Franco Zeffirelli presenta la messa in scena di 'Rigoletto' (foto Moggi / NewPressPhoto)

Roma, 8 novembre 2018 - Nei bozzetti si nota subito la mano del Maestro, con gli elementi orizzontali che impreziosiscono la scena, trasformando il palco in una sorta di sfolgorante acquaforte. La creatività di un vero artista è infinita e genera sempre nuove fonti di ispirazione. All’età di 95 anni, Franco Zeffirelli è uno dei pochi grandi registi e scenografi al mondo in grado di presentare una nuova produzione, il Rigoletto, che andrà in scena nel settembre 2020 alla Royal Opera House Muscat, in Oman, teatro inaugurato proprio da una produzione di Zeffirelli, Turandot.
 
Questa nuova versione del capolavoro di Giuseppe Verdi, progettata circa 10 anni fa ma mai messa in scena, inaugurerà la stagione 2020-2021, per il decennale della Rohm e il 50° anniversario dell’Oman. Dopo aver aperto circa un anno fa a Firenze la Fondazione che porta il suo nome, il Maestro stupisce ancora con un colpo di teatro, realizzato e presentato con tutti gli onori nella sua residenza romana sull’Appia Antica alla presenza dello stesso Zeffirelli e, tra gli altri, di Rawya Saud Al Busaidi, ministro dell’Alta Educazione dell’Oman e presidente del consiglio di amministrazione della Rohm.
«Sono onorato dalla presenza di tutta questa gente – ha detto con un filo di voce Franco Zeffirelli alla stampa e ai rappresentanti delle realtà teatrali internazionali – e sono felice di essere circondato da tanta cultura. Una produzione così importante doveva essere assolutamente portata a termine. La vostra presenza mi fa coraggio». 

L’allestimento sarà realizzato in collaborazione con la Fondazione Arena di Verona per le scenografie, la Fondazione Teatro dell’Opera di Roma per i costumi, e in partnership con la Fondazione Franco Zeffirelli di Firenze. Al progetto hanno aderito, in qualità di coproduttori, il Teatro Nazionale dell’Opera della Lituania e il Teatro Nazionale Croato di Zagabria. La longa manus del Maestro saranno l’assistente alla regia Stefano Trespidi, l’assistente scenografo Carlo Centolavigna e il costumista Maurizio Millenotti. «Sarà un Rigoletto – ha detto Umberto Fanni, direttore generale e artistico della Rohm – in cui verranno scandagliate personalità e interazioni tra i diversi personaggi, in una cornice scenografica che rappresenta il punto di arrivo della lunghissima carriera dell’artista italiano vivente più conosciuto e rappresentato del mondo».
 
«Riproporlo era sempre stato il suo sogno nel cassetto – ha rivelato Pippo Zeffirelli, figlio di Franco e vicepresidente della Fondazione – perché Rigoletto è un’opera le cui potenzialità hanno sempre intrigato il Maestro e alla quale, in alcuni momenti della sua carriera, in un non lontano passato, si era solo riavvicinato. Ricordo tre edizioni rimaste nella storia del melodramma, a partire dagli anni ’50 e ‘60, che ebbero un grande successo». 

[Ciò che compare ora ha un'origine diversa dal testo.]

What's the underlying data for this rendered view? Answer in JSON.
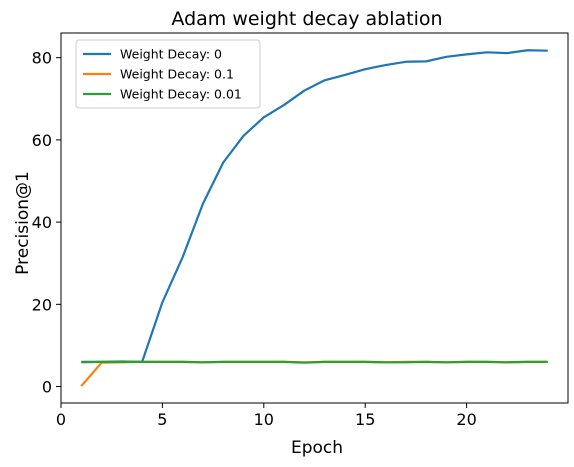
{
  "chart_data": {
    "type": "line",
    "title": "Adam weight decay ablation",
    "xlabel": "Epoch",
    "ylabel": "Precision@1",
    "xlim": [
      0,
      25
    ],
    "ylim": [
      -4,
      86
    ],
    "xticks": [
      0,
      5,
      10,
      15,
      20
    ],
    "yticks": [
      0,
      20,
      40,
      60,
      80
    ],
    "x": [
      1,
      2,
      3,
      4,
      5,
      6,
      7,
      8,
      9,
      10,
      11,
      12,
      13,
      14,
      15,
      16,
      17,
      18,
      19,
      20,
      21,
      22,
      23,
      24
    ],
    "series": [
      {
        "name": "Weight Decay: 0",
        "color": "#1f77b4",
        "values": [
          6.0,
          6.0,
          6.1,
          6.0,
          20.5,
          31.5,
          44.5,
          54.5,
          61.0,
          65.5,
          68.5,
          72.0,
          74.5,
          75.8,
          77.2,
          78.2,
          79.0,
          79.1,
          80.2,
          80.8,
          81.3,
          81.1,
          81.8,
          81.7
        ]
      },
      {
        "name": "Weight Decay: 0.1",
        "color": "#ff7f0e",
        "values": [
          0.1,
          5.8,
          5.9,
          6.0,
          6.0,
          6.0,
          5.9,
          6.0,
          6.0,
          6.0,
          6.0,
          5.9,
          6.0,
          6.0,
          6.0,
          5.9,
          6.0,
          6.0,
          5.9,
          6.0,
          6.0,
          5.9,
          6.0,
          6.0
        ]
      },
      {
        "name": "Weight Decay: 0.01",
        "color": "#2ca02c",
        "values": [
          5.9,
          6.0,
          6.0,
          6.0,
          6.0,
          6.0,
          5.9,
          6.0,
          6.0,
          6.0,
          6.0,
          5.8,
          6.0,
          6.0,
          6.0,
          5.9,
          5.9,
          6.0,
          5.9,
          6.0,
          6.0,
          5.9,
          6.0,
          6.0
        ]
      }
    ],
    "grid": false,
    "legend": "top-left"
  }
}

E HA concluso: «La cosa fantastica è che da questo suo ultimo lavoro emerge un quadro registico del tutto in linea ed omogeneo, a cui il Maestro si è avvicinato in più riprese offrendo una lettura molto coerente con le profonde contraddizioni interiori del protagonista». Rigoletto è solo il primo di una serie di importanti progetti già messi in cantiere e avallati dal grande regista che saranno realizzati nei prossimi anni. «La mia speranza? – ha detto il Maestro Zeffirelli –. Sarebbe assistere alla prima. E applaudire al successo».